Other researchers who participated in the research include SCM’s Post-doctoral Research Fellow Dr Liang Chao, Research Assistant Professor Dr Li Fangfei, PhD student Ms Wang Luyao, Dr Wang Chao from the research team of Dr Zhu Hailong of SCM, and Dr Zhang Zongkang of the research team of Dr Zhang Baoting of the School of Chinese Medicine, The Chinese University of Hong Kong.

中醫藥研究團隊成功研發在體靶向骨肉瘤基因編輯遞送系統,有助治療骨肉瘤。他們的論文「基於適配子功能化的腫瘤細胞特異性CRISPR/Cas9遞送系統實現骨肉瘤VEGFA基因編輯」近日獲得生物材料範疇的國際權威學術雜誌《Biomaterials》刊登 (https://www.ncbi.nlm.nih.gov/pubmed/28938163)。

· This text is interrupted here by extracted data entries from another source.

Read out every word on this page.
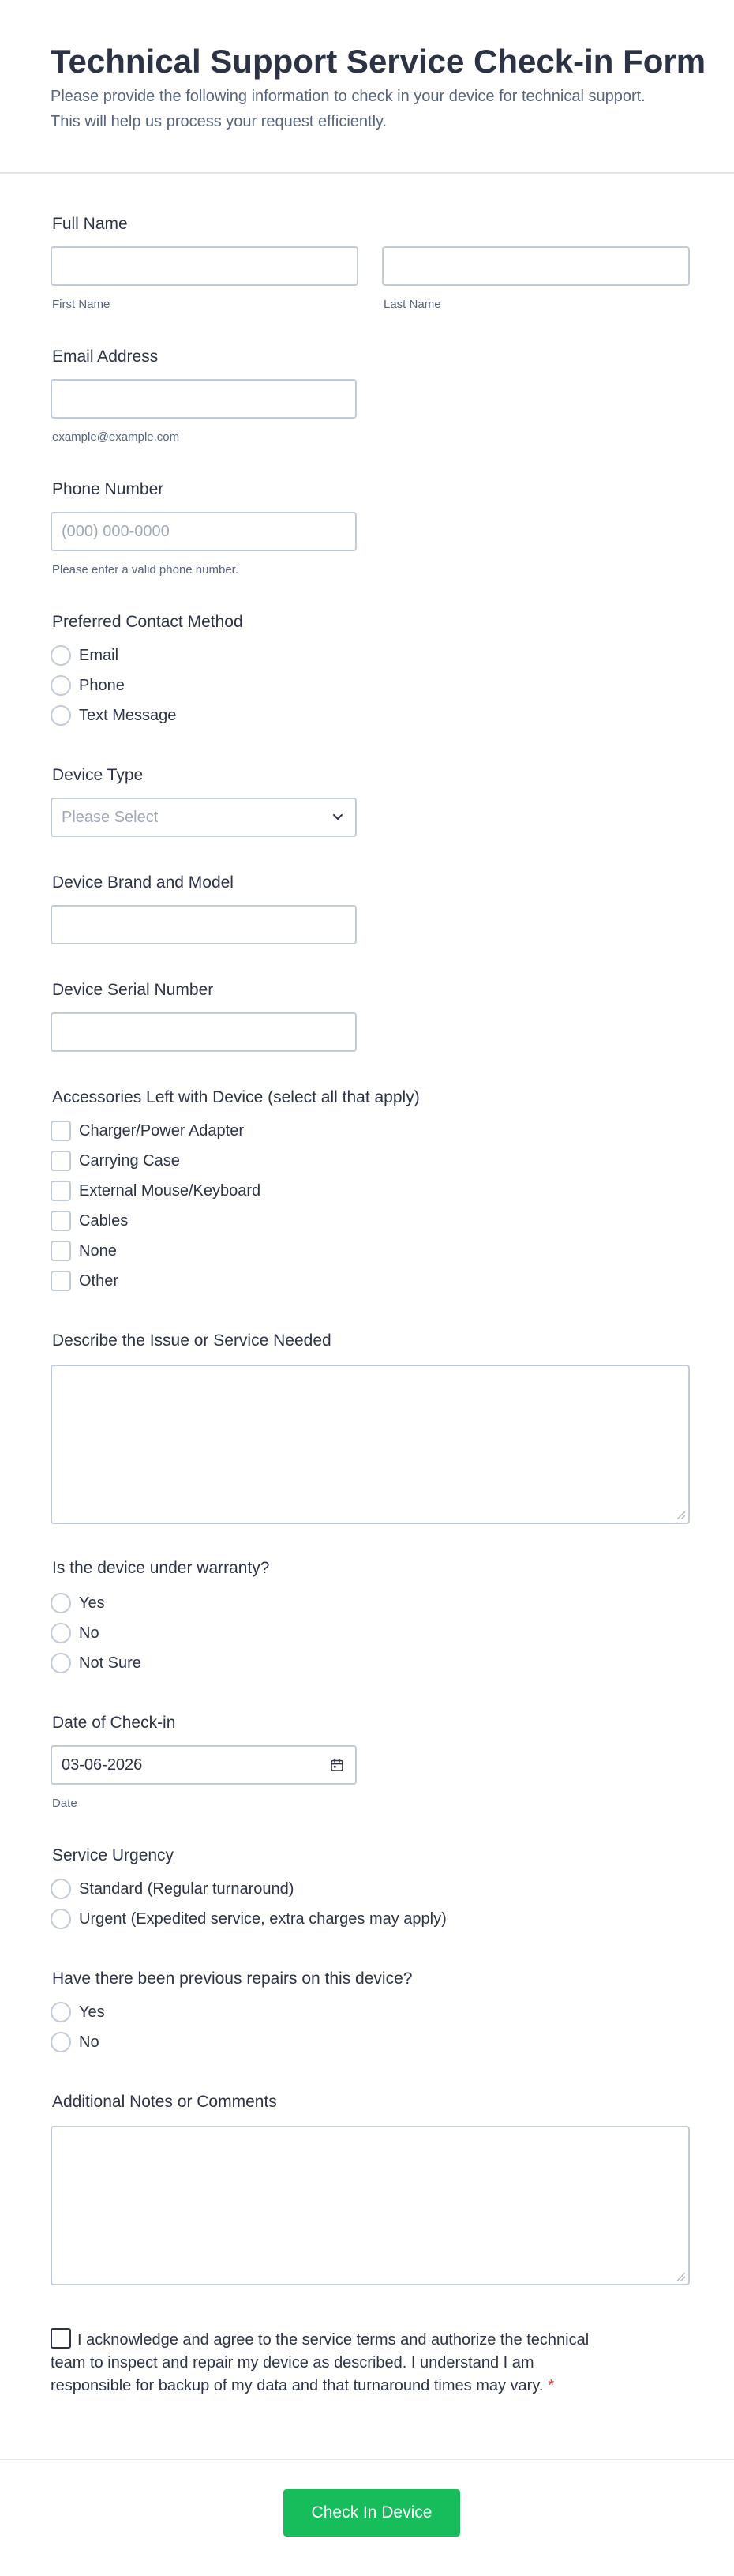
Technical Support Service Check-in Form

Please provide the following information to check in your device for technical support. This will help us process your request efficiently.

Full Name
First Name	Last Name
Email Address
example@example.com
Phone Number
(000) 000-0000
Please enter a valid phone number.
Preferred Contact Method
Email
Phone
Text Message
Device Type
Please Select
Device Brand and Model
Device Serial Number
Accessories Left with Device (select all that apply)
Charger/Power Adapter
Carrying Case
External Mouse/Keyboard
Cables
None
Other
Describe the Issue or Service Needed
Is the device under warranty?
Yes
No
Not Sure
Date of Check-in
03-06-2026
Date
Service Urgency
Standard (Regular turnaround)
Urgent (Expedited service, extra charges may apply)
Have there been previous repairs on this device?
Yes
No
Additional Notes or Comments
I acknowledge and agree to the service terms and authorize the technical team to inspect and repair my device as described. I understand I am responsible for backup of my data and that turnaround times may vary. *
Check In Device
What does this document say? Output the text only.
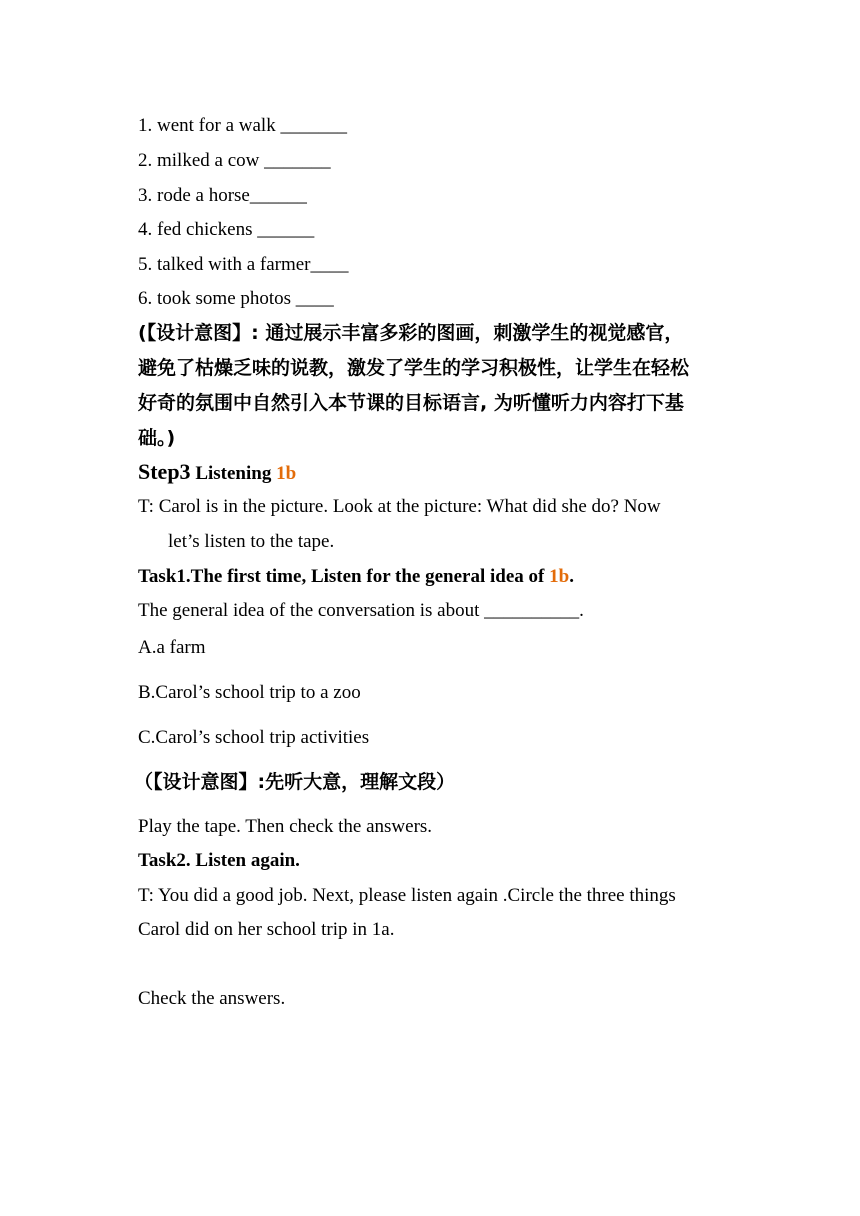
1. went for a walk _______
2. milked a cow _______
3. rode a horse______
4. fed chickens ______
5. talked with a farmer____
6. took some photos ____
(【设计意图】: 通过展示丰富多彩的图画，刺激学生的视觉感官，
避免了枯燥乏味的说教，激发了学生的学习积极性，让学生在轻松
好奇的氛围中自然引入本节课的目标语言, 为听懂听力内容打下基
础。)
Step3 Listening 1b
T: Carol is in the picture. Look at the picture: What did she do? Now
let’s listen to the tape.
Task1.The first time, Listen for the general idea of 1b.
The general idea of the conversation is about __________.
A.a farm
B.Carol’s school trip to a zoo
C.Carol’s school trip activities
（【设计意图】:先听大意，理解文段）
Play the tape. Then check the answers.
Task2. Listen again.
T: You did a good job. Next, please listen again .Circle the three things
Carol did on her school trip in 1a.
Check the answers.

CRISPR/Cas9是一種新興的基因編輯技術,已被用於腫瘤的分子機制和治療靶點的研究,但是一直缺乏一種能夠在體靶向腫瘤的基因編輯的遞送系統,限制了該技術的臨床轉化。浸大研究團隊針對問題的癥結,努力研究以骨肉瘤治療為研究靶點,成功研發了適配子功能化的CRISPR/Cas9遞送系統。

研究團隊由中醫藥學院院長呂愛平教授與研究開發部主任兼教學科研部副主任張戈教授率領。張戈教授說:「骨肉瘤是兒童及青少年最為常見的原發性惡性骨腫瘤,目前的治療方法是以手術與化療為主,但手術後五年存活率僅為5%至20%。適配子(Aptamer)是一類具有三維結構的單鏈寡核苷酸,可以與特定的細胞結合,已被廣泛應用於藥物的靶向遞送。VEGFA基因已被證實為骨肉瘤治療的潛在靶點。」

呂愛平教授說:「我們把識別腫瘤細胞的適配子作為靶向配體,與包裝了CRISPR/Cas9的聚合生物材料偶聯在一起,有利於實現腫瘤內的治療性基因編輯。」

在以小鼠模型進行的實驗中,該遞送系統可加速CRISPR/Cas9在小鼠模型骨肉瘤和肺轉移病灶的特異性聚集,促進腫瘤細胞的VEGFA基因編輯,抑制腫瘤惡化,降低肺轉移,減少腫瘤組織血管增生,抑制骨破壞,並無明顯毒性。該CRISPR/Cas9靶向遞送系統加速了基因編輯策略在腫瘤治療領域的臨床轉化應用。
   
參與研究工作的還有浸大博士後研究學人梁超博士、研究助理教授李芳菲博士、博士研究生王璐瑤同學、中醫藥學院祝海龍博士研究團隊成員王超博士,以及香港中文大學中醫學院張保亭教授研究團隊的張宗康博士。